The appellant continued:

“But entering with a hidden video camera—a ‘silent, unblinking lens,’…—to capture everything within sight—and, specifically, to record the resident’s misdeeds to be broadcast in court—far exceeds the implied scope of the imitation into one’s home. Just as an ordinary homeowner does not expect someone to bring a dog to one’s curtilage to sniff for drugs…, or to knock on the door at 4 a.m. to effect an arrest…, a person does not expect someone to bring far more sophisticated equipment, like a concealed video camera, into his or her home to record.”

Bea’s Opinion

Bea responded:

“There is no dispute that the officers stayed within the physical confines of Esqueda’s express consent when inside the motel room. The officers did not, for example, physically attach the recording devices to Esqueda’s property…, surreptitiously enter any part of the motel room without consent…, or leave the recording devices inside the room after they departed…. The officers, rather, merely saw and heard precisely what Esqueda contemplated they would see and hear when he consented to the officers’ entry and voluntarily engaged in an illicit firearms transaction in their presence. As relevant here, Esqueda voluntarily showed the buyers the firearm that he had and that was being sold.
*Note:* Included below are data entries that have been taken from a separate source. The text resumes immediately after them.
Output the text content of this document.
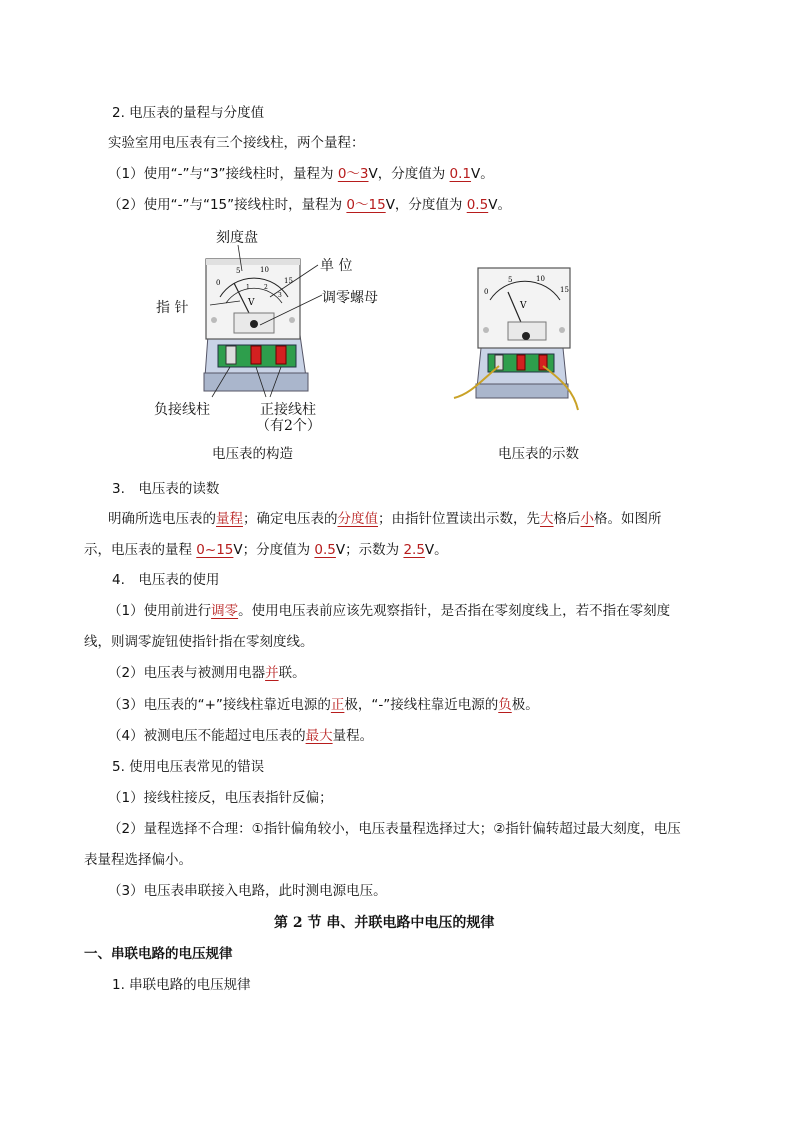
2. 电压表的量程与分度值
实验室用电压表有三个接线柱，两个量程：
（1）使用“-”与“3”接线柱时，量程为 0～3V，分度值为 0.1V。
（2）使用“-”与“15”接线柱时，量程为 0～15V，分度值为 0.5V。
0
5	10
15
1 2
3
V
刻度盘
单 位
指 针
调零螺母
负接线柱	正接线柱
（有2个）
电压表的构造
0
5	10
15
V
电压表的示数
3.　电压表的读数
明确所选电压表的量程；确定电压表的分度值；由指针位置读出示数，先大格后小格。如图所
示，电压表的量程 0~15V；分度值为 0.5V；示数为 2.5V。
4.　电压表的使用
（1）使用前进行调零。使用电压表前应该先观察指针，是否指在零刻度线上，若不指在零刻度
线，则调零旋钮使指针指在零刻度线。
（2）电压表与被测用电器并联。
（3）电压表的“+”接线柱靠近电源的正极，“-”接线柱靠近电源的负极。
（4）被测电压不能超过电压表的最大量程。
5. 使用电压表常见的错误
（1）接线柱接反，电压表指针反偏；
（2）量程选择不合理：①指针偏角较小，电压表量程选择过大；②指针偏转超过最大刻度，电压
表量程选择偏小。
（3）电压表串联接入电路，此时测电源电压。
第 2 节 串、并联电路中电压的规律
一、串联电路的电压规律
1. 串联电路的电压规律
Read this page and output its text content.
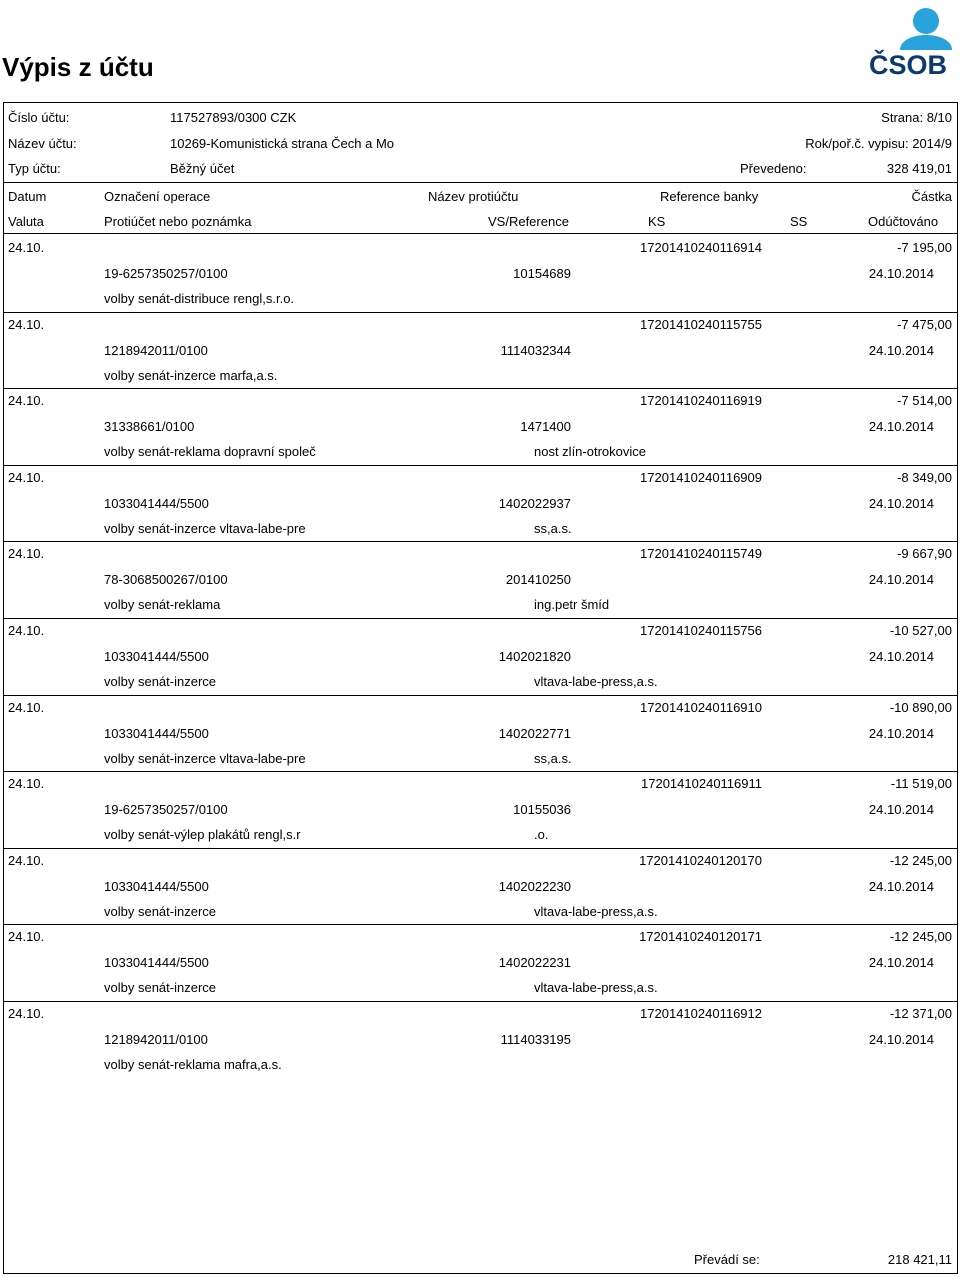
Výpis z účtu	ČSOB
Číslo účtu:	117527893/0300 CZK	Strana: 8/10
Název účtu:	10269-Komunistická strana Čech a Mo	Rok/poř.č. vypisu: 2014/9
Typ účtu:	Běžný účet	Převedeno:	328 419,01
Datum	Označení operace	Název protiúčtu	Reference banky	Částka
Valuta	Protiúčet nebo poznámka	VS/Reference	KS	SS	Odúčtováno
24.10.	17201410240116914	-7 195,00
19-6257350257/0100	10154689	24.10.2014
volby senát-distribuce rengl,s.r.o.
24.10.	17201410240115755	-7 475,00
1218942011/0100	1114032344	24.10.2014
volby senát-inzerce marfa,a.s.
24.10.	17201410240116919	-7 514,00
31338661/0100	1471400	24.10.2014
volby senát-reklama dopravní společ	nost zlín-otrokovice
24.10.	17201410240116909	-8 349,00
1033041444/5500	1402022937	24.10.2014
volby senát-inzerce vltava-labe-pre	ss,a.s.
24.10.	17201410240115749	-9 667,90
78-3068500267/0100	201410250	24.10.2014
volby senát-reklama	ing.petr šmíd
24.10.	17201410240115756	-10 527,00
1033041444/5500	1402021820	24.10.2014
volby senát-inzerce	vltava-labe-press,a.s.
24.10.	17201410240116910	-10 890,00
1033041444/5500	1402022771	24.10.2014
volby senát-inzerce vltava-labe-pre	ss,a.s.
24.10.	17201410240116911	-11 519,00
19-6257350257/0100	10155036	24.10.2014
volby senát-výlep plakátů rengl,s.r	.o.
24.10.	17201410240120170	-12 245,00
1033041444/5500	1402022230	24.10.2014
volby senát-inzerce	vltava-labe-press,a.s.
24.10.	17201410240120171	-12 245,00
1033041444/5500	1402022231	24.10.2014
volby senát-inzerce	vltava-labe-press,a.s.
24.10.	17201410240116912	-12 371,00
1218942011/0100	1114033195	24.10.2014
volby senát-reklama mafra,a.s.
Převádí se:	218 421,11
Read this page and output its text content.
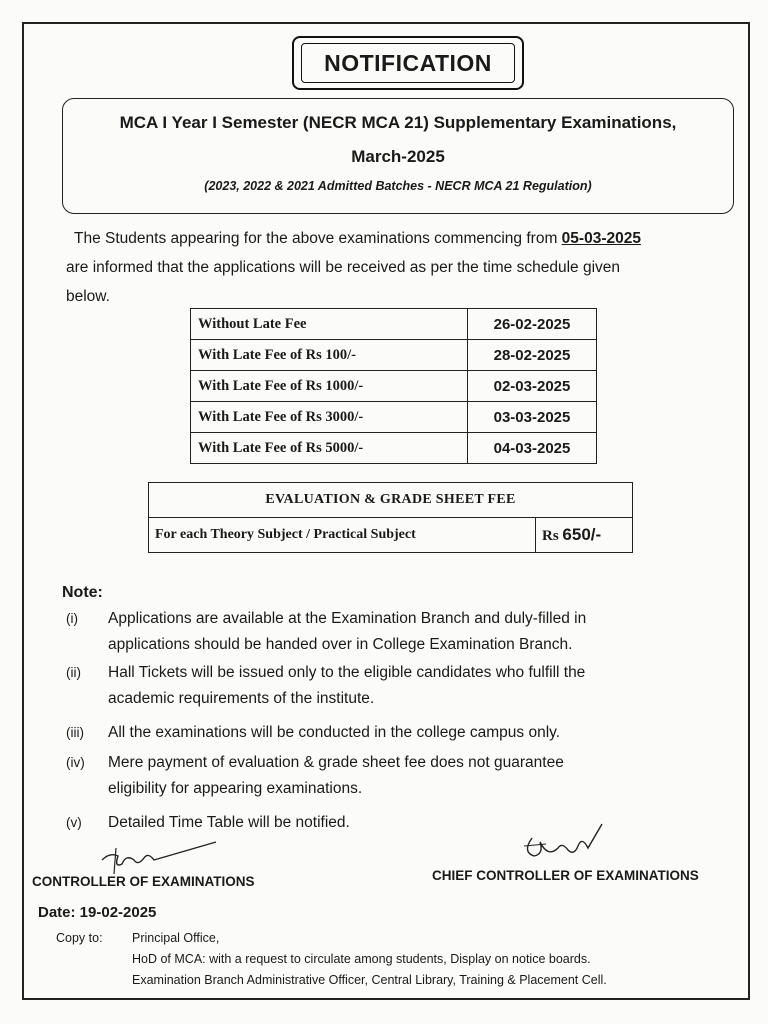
NOTIFICATION
MCA I Year I Semester (NECR MCA 21) Supplementary Examinations,
March-2025
(2023, 2022 & 2021 Admitted Batches - NECR MCA 21 Regulation)
The Students appearing for the above examinations commencing from 05-03-2025
are informed that the applications will be received as per the time schedule given
below.
Without Late Fee	26-02-2025
With Late Fee of Rs 100/-	28-02-2025
With Late Fee of Rs 1000/-	02-03-2025
With Late Fee of Rs 3000/-	03-03-2025
With Late Fee of Rs 5000/-	04-03-2025
EVALUATION & GRADE SHEET FEE
For each Theory Subject / Practical Subject	Rs 650/-
Note:
(i) Applications are available at the Examination Branch and duly-filled in
applications should be handed over in College Examination Branch.
(ii) Hall Tickets will be issued only to the eligible candidates who fulfill the
academic requirements of the institute.
(iii) All the examinations will be conducted in the college campus only.
(iv) Mere payment of evaluation & grade sheet fee does not guarantee
eligibility for appearing examinations.
(v) Detailed Time Table will be notified.
CONTROLLER OF EXAMINATIONS	CHIEF CONTROLLER OF EXAMINATIONS
Date: 19-02-2025
Copy to: Principal Office,
HoD of MCA: with a request to circulate among students, Display on notice boards.
Examination Branch Administrative Officer, Central Library, Training & Placement Cell.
Under these circumstances, the officers could plainly testify from memory as to the encounter with Esqueda.”

The surreptitious recordings, he declared, did not transform the invited presence of the officers and the informant into a trespass, in violation of the principles set forth in Jardines. The judge noted that the officers in Jardines has no consent to be snooping on the suspect’s front porch and, by contrast, Esqueda expressly consented to the entry of the three men into his motel room.

“[B]ecause the officers’ physical entry was expressly licensed and therefore itself permissible,” Bea wrote, “the officers’ use of recording equipment once inside did not transform their physical presence into a Fourth Amendment search under Jardines.”

Not New Law

He noted that Jones and Jardines did not establish new law. The senior judge said the “property-based approach to Fourth Amendment search doctrine” utilized in those cases “had governed from the founding” of the nation until the Supreme Court’s 1967 decision in Katz v. United States which established that a reasonable expectation of privacy test.

Jones, Bea explained, made clear that a search takes place either under the test articulated in Katz or under the traditional “physical intrusion” test.

Katz, therefore, did not dilute the force of existing Supreme Court precedents, he wrote. Those cases, Bea pointed out, include On Lee v. United States, decided in 1952, and Lopez v. United States, handed down in 1963, both standing for the proposition that where an undercover officer has express permission to enter an area, the making of a secret recording does not negate the consent.

The case is United States v. Esqueda, 22-50170.